INT: Frank Spotnitz

After my snooping around Mulder's house failed to turn up the secret of X-FILES 2, I figured I'd go right to the source. Not Duchovny - he was too slippery. And Gillian Anderson was proving to be a tough target as well. In the back by the monitors though was a guy with a headset pulled over his shaggy hair. He had an intense look on his face. It was Frank Spotnitz, co-writer and producer of THE X-FILES: I WANT TO BELIEVE. He wrote the script for chrissake, he's gotta know something. With that I clicked on my tape record and let the questions fly...

How psyched are you to be back?

FS: I gotta tell you I didn’t think it was going to happen. After all these years and negotiations and working on the story, I was really positive it wasn’t going to happen. But now it’s been a dream. It has been fantastic. Working on the script was a joy. Being with David and Gillian has been a joy. A lot of the crew are people we worked with on “The X-Files” and all the Chris Carter shows filmed in Vancouver. “Millennium,” “Harsh Realm” and “Lone Gunmen.” Some of the people came up from LA. The director of photography Bill Roe did the series in Los Angeles. So it’s like a family coming together again and you rarely get to do that in this business. It’s really nice and John Bartley who was our director of photography for the first three seasons has been doing second unit photography. And Tom Braidwood, who played “Frohike,” is the first AD on the second unit. So it’s been really nice.

What was the impetus to get the movie going? Why now?

Well we wanted to do this movie well before the series ended. In 2001 actually. That’s when the Fox executives came and said they wanted to do another movie. At that time we were still dealing with the series. The series ended and we took some time. Then we began negotiations and I think my deal has been done since 2002 or 2003. That long. Negotiating David, Chris and Gillian took a very long time and then there was a lawsuit and everything stopped. The lawsuit got resolved late last year.

Lawsuit about what?

It was Chris and the studio. And honestly I don’t know precisely what it was but I think it was about money, as these things usually are. But it got settled and once that happened things started to happen pretty quickly.

Has time passed THE X-FILES by or does the franchise still have something to say about our country?

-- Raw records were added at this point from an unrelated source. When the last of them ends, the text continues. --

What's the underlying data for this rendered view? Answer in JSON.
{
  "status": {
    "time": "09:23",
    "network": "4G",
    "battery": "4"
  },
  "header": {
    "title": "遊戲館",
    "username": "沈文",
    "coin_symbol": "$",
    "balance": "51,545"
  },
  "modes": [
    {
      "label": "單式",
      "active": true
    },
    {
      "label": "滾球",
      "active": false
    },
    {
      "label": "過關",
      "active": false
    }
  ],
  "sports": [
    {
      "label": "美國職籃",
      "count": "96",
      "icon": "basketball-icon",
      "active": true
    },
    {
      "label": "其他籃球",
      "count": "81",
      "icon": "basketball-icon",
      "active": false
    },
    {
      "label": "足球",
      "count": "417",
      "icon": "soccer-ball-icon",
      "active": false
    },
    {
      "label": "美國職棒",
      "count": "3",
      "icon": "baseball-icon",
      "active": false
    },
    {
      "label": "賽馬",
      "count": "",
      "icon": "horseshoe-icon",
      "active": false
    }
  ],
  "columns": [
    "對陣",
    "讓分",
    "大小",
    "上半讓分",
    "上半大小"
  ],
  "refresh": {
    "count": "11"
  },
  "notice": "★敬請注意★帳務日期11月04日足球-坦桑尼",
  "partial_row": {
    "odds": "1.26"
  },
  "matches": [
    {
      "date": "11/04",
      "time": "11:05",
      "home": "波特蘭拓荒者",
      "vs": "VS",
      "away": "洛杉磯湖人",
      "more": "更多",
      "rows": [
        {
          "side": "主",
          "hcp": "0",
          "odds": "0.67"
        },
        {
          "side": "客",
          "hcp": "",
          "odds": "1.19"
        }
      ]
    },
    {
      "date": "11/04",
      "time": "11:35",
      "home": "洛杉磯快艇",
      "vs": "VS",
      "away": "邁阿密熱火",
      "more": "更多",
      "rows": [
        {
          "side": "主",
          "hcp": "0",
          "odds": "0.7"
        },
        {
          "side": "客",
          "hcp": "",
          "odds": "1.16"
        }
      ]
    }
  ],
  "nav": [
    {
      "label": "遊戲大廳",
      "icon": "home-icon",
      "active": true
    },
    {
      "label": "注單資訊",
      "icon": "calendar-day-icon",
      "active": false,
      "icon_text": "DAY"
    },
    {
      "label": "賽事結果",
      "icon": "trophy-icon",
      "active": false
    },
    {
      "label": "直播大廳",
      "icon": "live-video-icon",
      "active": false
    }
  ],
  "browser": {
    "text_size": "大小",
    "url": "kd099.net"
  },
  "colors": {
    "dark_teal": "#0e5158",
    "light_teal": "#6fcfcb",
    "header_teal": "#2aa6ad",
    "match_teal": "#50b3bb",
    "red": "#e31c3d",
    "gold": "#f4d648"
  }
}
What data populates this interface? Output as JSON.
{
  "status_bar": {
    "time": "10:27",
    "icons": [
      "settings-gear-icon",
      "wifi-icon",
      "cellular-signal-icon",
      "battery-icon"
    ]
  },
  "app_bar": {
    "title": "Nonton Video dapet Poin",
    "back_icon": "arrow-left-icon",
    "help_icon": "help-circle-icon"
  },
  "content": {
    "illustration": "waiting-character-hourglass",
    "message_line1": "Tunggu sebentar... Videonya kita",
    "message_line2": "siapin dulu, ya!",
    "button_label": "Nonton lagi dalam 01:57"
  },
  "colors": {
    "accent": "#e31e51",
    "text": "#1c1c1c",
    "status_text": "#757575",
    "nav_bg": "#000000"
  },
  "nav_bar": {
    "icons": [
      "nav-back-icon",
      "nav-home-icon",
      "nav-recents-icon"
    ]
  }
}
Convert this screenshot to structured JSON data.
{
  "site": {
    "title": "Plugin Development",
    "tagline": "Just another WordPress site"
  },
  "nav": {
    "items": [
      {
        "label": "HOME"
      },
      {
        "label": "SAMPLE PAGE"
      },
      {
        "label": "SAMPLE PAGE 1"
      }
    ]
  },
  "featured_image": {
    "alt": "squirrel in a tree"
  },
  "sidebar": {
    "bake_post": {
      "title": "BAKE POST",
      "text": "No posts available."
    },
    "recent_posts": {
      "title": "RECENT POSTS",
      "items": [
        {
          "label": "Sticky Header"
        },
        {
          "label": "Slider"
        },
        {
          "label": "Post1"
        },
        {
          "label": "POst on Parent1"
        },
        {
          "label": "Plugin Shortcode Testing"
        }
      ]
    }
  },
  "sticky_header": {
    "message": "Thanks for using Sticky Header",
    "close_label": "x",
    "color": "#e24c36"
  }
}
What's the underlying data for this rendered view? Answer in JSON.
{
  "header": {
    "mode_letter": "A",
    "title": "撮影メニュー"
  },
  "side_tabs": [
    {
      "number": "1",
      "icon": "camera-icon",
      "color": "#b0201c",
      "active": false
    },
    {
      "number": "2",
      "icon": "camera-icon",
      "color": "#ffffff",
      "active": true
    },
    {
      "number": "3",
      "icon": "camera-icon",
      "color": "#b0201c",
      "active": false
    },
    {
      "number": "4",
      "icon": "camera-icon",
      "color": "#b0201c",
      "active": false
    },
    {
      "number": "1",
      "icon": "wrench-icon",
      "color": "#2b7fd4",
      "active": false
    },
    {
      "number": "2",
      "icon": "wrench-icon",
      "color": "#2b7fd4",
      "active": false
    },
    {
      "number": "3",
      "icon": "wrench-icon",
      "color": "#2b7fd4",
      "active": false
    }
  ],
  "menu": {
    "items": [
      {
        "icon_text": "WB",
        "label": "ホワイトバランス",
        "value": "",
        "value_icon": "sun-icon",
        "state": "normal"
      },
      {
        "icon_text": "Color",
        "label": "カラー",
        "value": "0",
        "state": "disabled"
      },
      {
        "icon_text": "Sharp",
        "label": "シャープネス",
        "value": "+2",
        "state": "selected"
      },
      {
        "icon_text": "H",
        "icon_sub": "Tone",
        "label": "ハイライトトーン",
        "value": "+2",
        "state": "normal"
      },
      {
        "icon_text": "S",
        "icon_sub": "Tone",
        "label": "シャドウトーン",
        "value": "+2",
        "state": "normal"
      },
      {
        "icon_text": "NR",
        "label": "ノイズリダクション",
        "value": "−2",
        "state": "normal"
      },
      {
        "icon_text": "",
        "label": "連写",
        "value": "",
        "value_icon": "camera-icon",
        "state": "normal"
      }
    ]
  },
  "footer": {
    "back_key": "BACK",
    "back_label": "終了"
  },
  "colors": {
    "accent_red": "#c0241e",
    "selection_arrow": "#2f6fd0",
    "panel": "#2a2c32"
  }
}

I guess I’ll leave that to you guys to decide whether time has passed us by. We feel like we very much had something to say. I think when you see the movie, you’ll see there’s nothing cynical about it. It very much comes from the heart and from who these characters are. And I think that’s why it was such a pleasure to do. We were freed of the complications and machinery of the ongoing plot, which had gotten complicated after nine years. And we didn’t have to service all of that and we could just tell a good, scary, standalone story. And go deeper into the characters of Mulder and Scully and their relationship in a way that you really can’t in a weekly series. We felt like we had a really good story to tell. How other people respond to that remains to be seen.

What is the season and setting for the movie?

It’s winter, which is going to be interesting considering it’s released in mid-summer. It’s very, very cold. And we just got back from three weeks in Pemberton, which is a half-hour north of Whistler. It was very cold. Sub-zero virtually the entire time we were shooting there but that’s what the story calls for. It’s set in the dead of winter.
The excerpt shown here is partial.